The EU’s competition chief, Margrethe Vestager, announced an early-stage probe of Chinese involvement in wind parks in Spain, Greece, France, Romania, and Bulgaria, in a speech in the US.
While the EU’s step is a preliminary one, it has powers to issue fines, order the suspension of tenders, or even block state takeovers of firms if it eventually unearths evidence of unfair subsidies given by the Chinese state.
“China is for us simultaneously a partner, an economic competitor, and a systemic rival,” according to Ms Vestager.
“And the last two dimensions are increasingly converging,” she said.
The EU’s latest examination into Chinese investments follows announcement of a full-blown probe into bids by Chinese firms for a Romanian solar park, and a Chinese company recently abandoned a a €610m Bulgarian railway tender after an EU investigation got under way.
The latest move drew strong criticism from the China Chamber of Commerce to the EU.
“This action sends a detrimental signal to the world, suggesting discrimination against Chinese enterprises and endorsing protectionism,” the group said.
In its green push, the EU wants to cut dependence on imports of clean technologies and boost resilience.
The EU, which already lost out to China in solar panels manufacturing, has pledged to bolster its wind energy industry and monitor possible unfair trade practices that benefit foreign manufacturers.
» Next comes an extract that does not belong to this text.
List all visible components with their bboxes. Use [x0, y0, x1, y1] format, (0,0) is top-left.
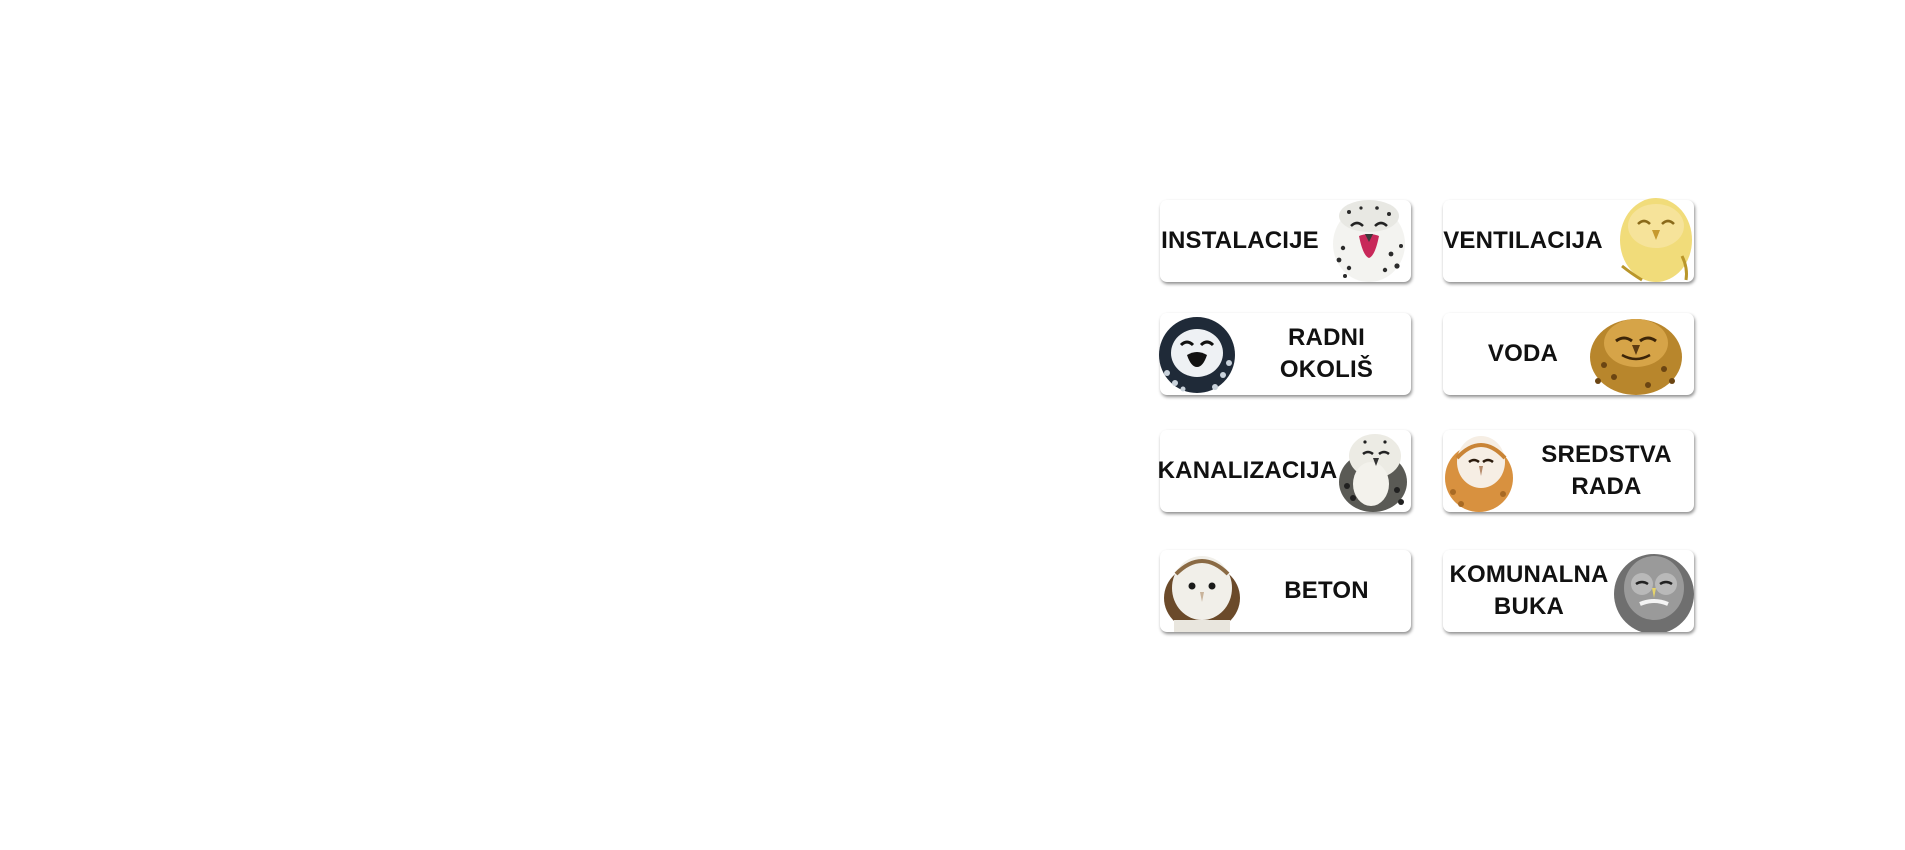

Wind energy is set to play a crucial role in meeting Europe’s overarching goal of zeroing out greenhouse gases by the middle of the century.
The EU already has a binding target to cut emissions by at least 55% by 2030 compared with 1990 levels and earlier this year started a debate about setting an intermediate goal to reduce pollution by 90% by 2040.
The EU exported wind turbines €1.8bn to the the rest of the world in 2023, according to Eurostat data. Imports from China were worth €160m.
“We saw the playbook for how China came to dominate the solar panel industry,” Ms Vestager said.
She said the result is that “nowadays, less than 3% of the solar panels installed in the EU are produced in Europe".